Do you, or the guitar’s owner, have a chance to play it a lot for the next month or so? This is pure speculation, but if it hasn’t been played much in the many years, maybe the top has dried and stiffened up a bit. Hell, I’ve stiffened up over the years and I’m only 46. Maybe just some good hearty vibrations going through the top will improve the tone. Has anyone else had a chance to play a 70 year old guitar? I know I haven’t, and I’d love to.
And even if it never plays (or played) that well, what a beautiful looking axe! That must be worth a couple of hundred bucks.
Martins are funny, price-wise. A lot of us assume that any really old Martin is worth a fortune, but there are only a few models from a few time spans which go for huge amounts. My 2008 Vintage Guitar Guide says this guitar is worth between 2 and 3 thousand dollars. My friend WordMan, who knows quite a bit more than I do about these things, says that my guide is probably understating the value by a couple of thousand.
The owner is elderly and doesn’t play at all anymore, so I don’t think this guitar will get played enough to loosen up the wood any time soon. I think he has arthritis. I will be returning the guitar to him at church on Sunday. I’m happy I got a chance to play it.
When the owner passes away, I wouldn’t be surprised if his son (my pastor) asked me to help him sell it. Maybe I’ll be able to warm it up then, but I’m not eager for that time to arrive.

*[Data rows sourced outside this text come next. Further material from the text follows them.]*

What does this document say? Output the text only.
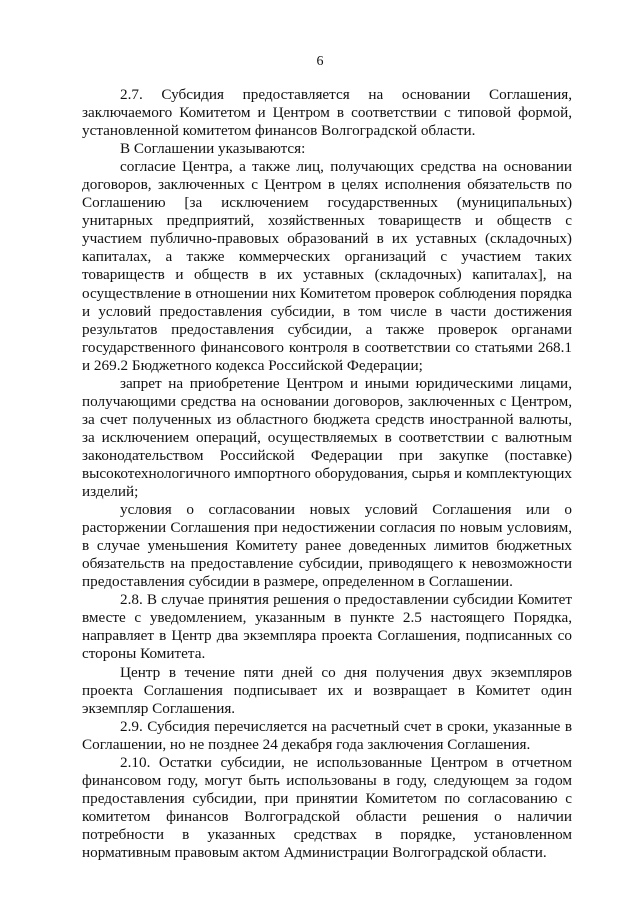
6

2.7. Субсидия предоставляется на основании Соглашения, заключаемого Комитетом и Центром в соответствии с типовой формой, установленной комитетом финансов Волгоградской области.

В Соглашении указываются:

согласие Центра, а также лиц, получающих средства на основании договоров, заключенных с Центром в целях исполнения обязательств по Соглашению [за исключением государственных (муниципальных) унитарных предприятий, хозяйственных товариществ и обществ с участием публично-правовых образований в их уставных (складочных) капиталах, а также коммерческих организаций с участием таких товариществ и обществ в их уставных (складочных) капиталах], на осуществление в отношении них Комитетом проверок соблюдения порядка и условий предоставления субсидии, в том числе в части достижения результатов предоставления субсидии, а также проверок органами государственного финансового контроля в соответствии со статьями 268.1 и 269.2 Бюджетного кодекса Российской Федерации;

запрет на приобретение Центром и иными юридическими лицами, получающими средства на основании договоров, заключенных с Центром, за счет полученных из областного бюджета средств иностранной валюты, за исключением операций, осуществляемых в соответствии с валютным законодательством Российской Федерации при закупке (поставке) высокотехнологичного импортного оборудования, сырья и комплектующих изделий;

условия о согласовании новых условий Соглашения или о расторжении Соглашения при недостижении согласия по новым условиям, в случае уменьшения Комитету ранее доведенных лимитов бюджетных обязательств на предоставление субсидии, приводящего к невозможности предоставления субсидии в размере, определенном в Соглашении.

2.8. В случае принятия решения о предоставлении субсидии Комитет вместе с уведомлением, указанным в пункте 2.5 настоящего Порядка, направляет в Центр два экземпляра проекта Соглашения, подписанных со стороны Комитета.

Центр в течение пяти дней со дня получения двух экземпляров проекта Соглашения подписывает их и возвращает в Комитет один экземпляр Соглашения.

2.9. Субсидия перечисляется на расчетный счет в сроки, указанные в Соглашении, но не позднее 24 декабря года заключения Соглашения.

2.10. Остатки субсидии, не использованные Центром в отчетном финансовом году, могут быть использованы в году, следующем за годом предоставления субсидии, при принятии Комитетом по согласованию с комитетом финансов Волгоградской области решения о наличии потребности в указанных средствах в порядке, установленном нормативным правовым актом Администрации Волгоградской области.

More than just combo work, the typical use for an archtop in the 1930s was playing percussive, staccato rhythm chords in a dance orchestra, usually 9-15 pieces with a lot of horns. Chonk chonk chonk chonk, right on the beat with a piano, drum and bass. So loudness definitely won out over tone, especially since in the pre-amplified days it was a very rare band guitarist who got to play a solo, except on occasional recording dates. The string action was purposely set very high then, too, which helped the volume but also assured that only the very best and strongest players could do much with the instrument.